Conversation with Magdalena Morales & CNTC regional leaders - Progreso
Campesino Movement Still Fighting for Justice and Survival
Wednesday October 7th .
V. Cervantes
Magdalena |
Sulaco eviction |
At least 200 police and military, accompanied by the government Human Rights Commission, arrived at the community with 12 patrol cars, an ambulance, firemen and armored vehicle. No eviction order was shown, but the troops destroyed 20 homes, an evangelical church and about 350 acres of beans, corn and other food crops which represented all the community's cultivation. Only the intervention by phone of a regional official from the government's Agrarian Institute stopped the violence before the Catholic church and preschool and water purification system were destroyed.
Magdalena said that the government of Juan Orlando Hernandez seems to have new protocols for violence in evictions: using quantities of tear gas, sending in ambulances, firemen and armored vehicles with larger numbers of both military and police troops---as if they were going to war. The group talked about the recent attacks on settlements in Choluteca and Villanueva as examples of how far the government is willing to go in making poor people homeless. Those attacks were documented by social and traditional media so that the whole country could see them, most evictions are not shown on television.

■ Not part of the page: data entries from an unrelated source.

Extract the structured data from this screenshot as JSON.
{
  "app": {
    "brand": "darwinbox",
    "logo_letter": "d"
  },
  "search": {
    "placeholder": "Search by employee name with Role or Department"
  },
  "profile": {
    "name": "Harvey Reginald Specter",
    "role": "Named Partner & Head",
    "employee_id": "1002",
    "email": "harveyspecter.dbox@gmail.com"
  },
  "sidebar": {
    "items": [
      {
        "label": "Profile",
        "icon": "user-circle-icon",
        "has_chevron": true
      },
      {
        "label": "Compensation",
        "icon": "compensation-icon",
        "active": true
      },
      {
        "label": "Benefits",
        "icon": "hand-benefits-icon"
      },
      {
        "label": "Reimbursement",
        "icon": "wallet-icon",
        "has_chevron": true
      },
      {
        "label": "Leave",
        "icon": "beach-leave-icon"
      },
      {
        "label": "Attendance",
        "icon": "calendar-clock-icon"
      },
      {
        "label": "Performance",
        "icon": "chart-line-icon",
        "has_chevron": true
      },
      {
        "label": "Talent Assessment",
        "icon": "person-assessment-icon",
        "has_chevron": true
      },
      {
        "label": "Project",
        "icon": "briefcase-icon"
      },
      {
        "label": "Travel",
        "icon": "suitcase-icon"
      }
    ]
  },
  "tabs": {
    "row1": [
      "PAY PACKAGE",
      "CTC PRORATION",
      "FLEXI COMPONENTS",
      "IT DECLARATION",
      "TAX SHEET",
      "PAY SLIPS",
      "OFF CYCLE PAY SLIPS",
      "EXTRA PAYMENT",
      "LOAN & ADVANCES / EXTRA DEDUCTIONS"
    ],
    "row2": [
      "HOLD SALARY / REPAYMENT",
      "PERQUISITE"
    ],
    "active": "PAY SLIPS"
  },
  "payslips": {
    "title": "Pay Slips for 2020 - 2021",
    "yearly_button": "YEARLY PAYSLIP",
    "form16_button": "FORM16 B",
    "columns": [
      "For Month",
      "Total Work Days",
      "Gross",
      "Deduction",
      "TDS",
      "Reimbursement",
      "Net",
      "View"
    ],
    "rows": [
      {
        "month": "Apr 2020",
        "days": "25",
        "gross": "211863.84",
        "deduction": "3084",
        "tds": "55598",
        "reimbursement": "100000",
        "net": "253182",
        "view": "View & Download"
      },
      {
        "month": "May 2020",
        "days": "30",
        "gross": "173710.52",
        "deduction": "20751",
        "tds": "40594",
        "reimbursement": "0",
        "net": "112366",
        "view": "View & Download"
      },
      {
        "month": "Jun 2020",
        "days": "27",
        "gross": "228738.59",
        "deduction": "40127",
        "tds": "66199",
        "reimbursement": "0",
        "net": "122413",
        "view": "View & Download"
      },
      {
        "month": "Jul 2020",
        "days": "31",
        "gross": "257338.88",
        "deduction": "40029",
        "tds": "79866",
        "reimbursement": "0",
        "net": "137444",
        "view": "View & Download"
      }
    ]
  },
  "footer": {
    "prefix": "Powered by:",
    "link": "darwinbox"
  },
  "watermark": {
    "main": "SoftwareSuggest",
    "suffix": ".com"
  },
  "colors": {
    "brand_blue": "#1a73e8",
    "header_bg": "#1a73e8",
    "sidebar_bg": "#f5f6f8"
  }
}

The group also talked about the ongoing intimidations against campesino leaders. In Progreso there was an intense campaign against the CNTC, especially Magdalena during the recuperation of land claimed by the ASUNOSA corporation (part of SAB Miller's operations). Magdalena was criminally charged and all the leadership was threatened. The case against Magdalena was finally negotiated but there remain threats and intimidations, such as surveillance of the leaders' movements. The group felt, in general, that the Hernandez government has unleashed a new campaign against campesino organizations and communities with threats, evictions and the criminalization of the campesino social movement. They said that one of the key fights for the agrarian movement is to fight this criminalization and intimidation.
Julian, Francisco, Bernabe |
Magdalena with poster for Credi-Mujer Law |
Magdalena began talking about the determination of the organized campesino movement to begin the fight again for Congress to pass their project, the Law for Integral Agrarian Reform with Gender Equity. She said that they had not been able to win in Congress over the past two years but are gearing up to fight again because only with a just agrarian reform will it be possible to begin to address the extreme poverty and the agrarian conflicts and violence against communities in the countryside.
Margarita Murillo |
Margarita was a founding member of an early campesino organization, the FENACAMH (National Unity Campesino Front) and of the CNTC. She was kidnaped and tortured during the repressive period of the 1980's and had to go into hiding. She returned and after the coup became active in the resistance. At the time of her murder she had protective measures ordered by the Interamerican Human Rights Commission but, as is usual, the Honduran government had not complied with requirements to provide protection. Magdalena said that there is a real need for an independent investigation to find out the facts because otherwise there will not be a serious attempt to know what happened.